Through all the giddy screeching and low-stakes drama - a key point of tension involves a container not fitting in a wardrobe - there is satisfaction to be found in comparing the "before" and "after" footage, as in all interior design shows, though in some episodes it's more a case of "spot the difference" than a legitimate transformation.
Many of the clients, especially celebrities such as Khloe Kardashian or actress Jordana Brewster, are already so organised that hearing them cry out how "desperate" they are for help reinforces the idea that this isn't really about being tidy, it's about being picture-perfect. "It looks like I've walked into a photoshoot," Brewster breathes on seeing her fridge and pantry, gushing about how she doesn't even want to use them. "I'll just stare at it!"
With a tower of cans laid out like museum pieces on plastic display stands, you get the impression that clients want their homes turned into showrooms they can take photos of and dazzle guests with rather than really live in.
The obsession with consumption is hard to shake.

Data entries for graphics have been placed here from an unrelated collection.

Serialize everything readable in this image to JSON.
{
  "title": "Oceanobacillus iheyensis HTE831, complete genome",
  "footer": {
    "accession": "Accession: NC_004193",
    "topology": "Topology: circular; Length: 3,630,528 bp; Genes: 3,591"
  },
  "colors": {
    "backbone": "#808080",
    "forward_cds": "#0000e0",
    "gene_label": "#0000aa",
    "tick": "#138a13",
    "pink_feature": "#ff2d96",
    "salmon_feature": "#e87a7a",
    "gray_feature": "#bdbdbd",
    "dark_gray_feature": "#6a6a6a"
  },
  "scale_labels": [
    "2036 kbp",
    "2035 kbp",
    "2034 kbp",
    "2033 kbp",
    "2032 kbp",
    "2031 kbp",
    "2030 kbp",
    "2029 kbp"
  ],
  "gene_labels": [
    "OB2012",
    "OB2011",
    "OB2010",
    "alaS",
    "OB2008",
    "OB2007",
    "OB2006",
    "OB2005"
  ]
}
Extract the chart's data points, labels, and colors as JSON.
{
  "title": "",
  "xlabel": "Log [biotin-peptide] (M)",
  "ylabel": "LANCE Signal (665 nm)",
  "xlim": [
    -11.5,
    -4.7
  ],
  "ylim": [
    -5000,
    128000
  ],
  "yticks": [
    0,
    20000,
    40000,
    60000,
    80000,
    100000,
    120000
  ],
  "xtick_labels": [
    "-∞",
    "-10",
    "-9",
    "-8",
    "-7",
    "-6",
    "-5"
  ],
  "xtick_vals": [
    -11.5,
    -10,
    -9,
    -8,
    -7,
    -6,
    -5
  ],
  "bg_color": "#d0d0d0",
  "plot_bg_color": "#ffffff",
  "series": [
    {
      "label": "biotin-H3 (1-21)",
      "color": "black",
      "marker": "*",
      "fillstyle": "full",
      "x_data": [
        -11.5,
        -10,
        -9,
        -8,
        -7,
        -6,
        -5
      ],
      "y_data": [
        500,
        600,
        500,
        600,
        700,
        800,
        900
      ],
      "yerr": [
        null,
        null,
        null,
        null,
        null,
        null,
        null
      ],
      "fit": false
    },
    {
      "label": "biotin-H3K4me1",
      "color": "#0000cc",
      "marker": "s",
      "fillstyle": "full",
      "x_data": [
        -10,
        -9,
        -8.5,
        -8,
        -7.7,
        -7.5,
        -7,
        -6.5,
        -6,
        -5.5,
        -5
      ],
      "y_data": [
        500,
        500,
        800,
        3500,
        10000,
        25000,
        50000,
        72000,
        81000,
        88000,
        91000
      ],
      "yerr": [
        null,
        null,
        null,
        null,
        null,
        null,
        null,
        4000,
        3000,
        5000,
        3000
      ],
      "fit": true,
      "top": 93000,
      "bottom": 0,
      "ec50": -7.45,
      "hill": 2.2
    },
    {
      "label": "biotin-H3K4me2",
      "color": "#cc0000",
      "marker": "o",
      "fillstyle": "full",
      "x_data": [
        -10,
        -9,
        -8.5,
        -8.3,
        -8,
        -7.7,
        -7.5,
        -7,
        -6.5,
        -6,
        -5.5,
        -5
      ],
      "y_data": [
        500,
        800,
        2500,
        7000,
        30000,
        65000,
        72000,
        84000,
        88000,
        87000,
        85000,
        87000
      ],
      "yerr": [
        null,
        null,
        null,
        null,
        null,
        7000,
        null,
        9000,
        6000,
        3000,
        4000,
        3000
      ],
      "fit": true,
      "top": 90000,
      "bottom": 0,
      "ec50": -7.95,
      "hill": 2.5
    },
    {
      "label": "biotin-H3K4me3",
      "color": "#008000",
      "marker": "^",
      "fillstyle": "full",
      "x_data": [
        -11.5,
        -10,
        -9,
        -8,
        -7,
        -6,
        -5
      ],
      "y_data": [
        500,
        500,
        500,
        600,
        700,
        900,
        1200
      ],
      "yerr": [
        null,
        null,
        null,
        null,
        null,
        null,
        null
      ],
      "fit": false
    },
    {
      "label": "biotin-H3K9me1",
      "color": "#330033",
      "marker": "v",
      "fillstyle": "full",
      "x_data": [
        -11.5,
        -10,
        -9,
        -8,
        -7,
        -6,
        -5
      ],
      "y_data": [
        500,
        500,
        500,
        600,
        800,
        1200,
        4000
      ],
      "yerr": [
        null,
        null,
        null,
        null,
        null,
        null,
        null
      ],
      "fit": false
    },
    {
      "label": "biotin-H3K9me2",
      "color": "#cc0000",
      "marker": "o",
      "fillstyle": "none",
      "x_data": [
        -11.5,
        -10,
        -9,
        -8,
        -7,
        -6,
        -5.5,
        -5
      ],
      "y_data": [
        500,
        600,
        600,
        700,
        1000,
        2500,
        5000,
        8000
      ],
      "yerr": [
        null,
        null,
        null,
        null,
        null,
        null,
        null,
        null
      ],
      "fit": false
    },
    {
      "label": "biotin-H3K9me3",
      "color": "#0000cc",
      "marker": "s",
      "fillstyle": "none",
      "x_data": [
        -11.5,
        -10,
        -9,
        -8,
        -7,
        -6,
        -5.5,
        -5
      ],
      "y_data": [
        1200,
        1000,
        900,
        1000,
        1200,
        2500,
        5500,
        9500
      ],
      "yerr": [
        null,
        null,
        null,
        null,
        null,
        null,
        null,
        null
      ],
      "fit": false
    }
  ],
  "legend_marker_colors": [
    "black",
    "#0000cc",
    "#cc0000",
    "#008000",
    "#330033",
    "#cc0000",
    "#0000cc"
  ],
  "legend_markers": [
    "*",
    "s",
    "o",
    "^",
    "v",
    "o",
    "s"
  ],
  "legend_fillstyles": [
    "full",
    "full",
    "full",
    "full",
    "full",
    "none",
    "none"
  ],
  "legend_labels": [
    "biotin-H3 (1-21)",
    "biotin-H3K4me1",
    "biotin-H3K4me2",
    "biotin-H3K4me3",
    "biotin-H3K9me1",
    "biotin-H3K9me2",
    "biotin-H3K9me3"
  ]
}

The whole concept of The Home Edit is designed around treating your personal space as a shrine for your belongings. "Before I had children, my children were my possessions - my clothes, my bags, my jewellery, my shoes," says Rachel Zoe, explaining why she refers to a clutch as "she". When the organisation is complete, Shearer gleefully tells her, "Think about how many more things you could buy!"
A professedly "cute" moment in a later episode involves Shearer and Teplin organising Khloe Kardashian's garage, when they install a miniature car park for her two-year-old daughter True's collection of eight toy Bentleys and Mercedes-Benzes.
The celebrity segments often end up reading as an almost grotesque celebration of excess, yet even among the civilian home makeovers, there is an urge to display, as Shearer and Teplin repeat their mantra that if you can't see it, you won't know it's there. Ostensibly a useful way of making sure people get the most out of their possessions, in practice it suggests that you have to show them off to remind yourself and everyone around you how much you own.
Which leads to the final stage in The Home Edit process: maintain. Shearer and Teplin insist their systems are sustainable, which is fair enough if you're the kind of client who can not only afford their rate (which reportedly ranges from €155 to €210 an hour) but can also afford cleaning staff to keep the system in order. It's harder to square with regular homeowners, who are unlikely to have the time or the energy to sort their children's Lego back into roygbiv order after every play session.
On the show, Shearer and Teplin argue that if your space looks beautiful, you'll want to keep it that way. Not so with Rachel Zoe, whose home they returned to after previously organising her wardrobe, only to find it once again in disarray. You'd love to see The Home Edit return to the civilian homes six months on and see how well the systems have been maintained. For the time being, at least they got some nice photos out of it.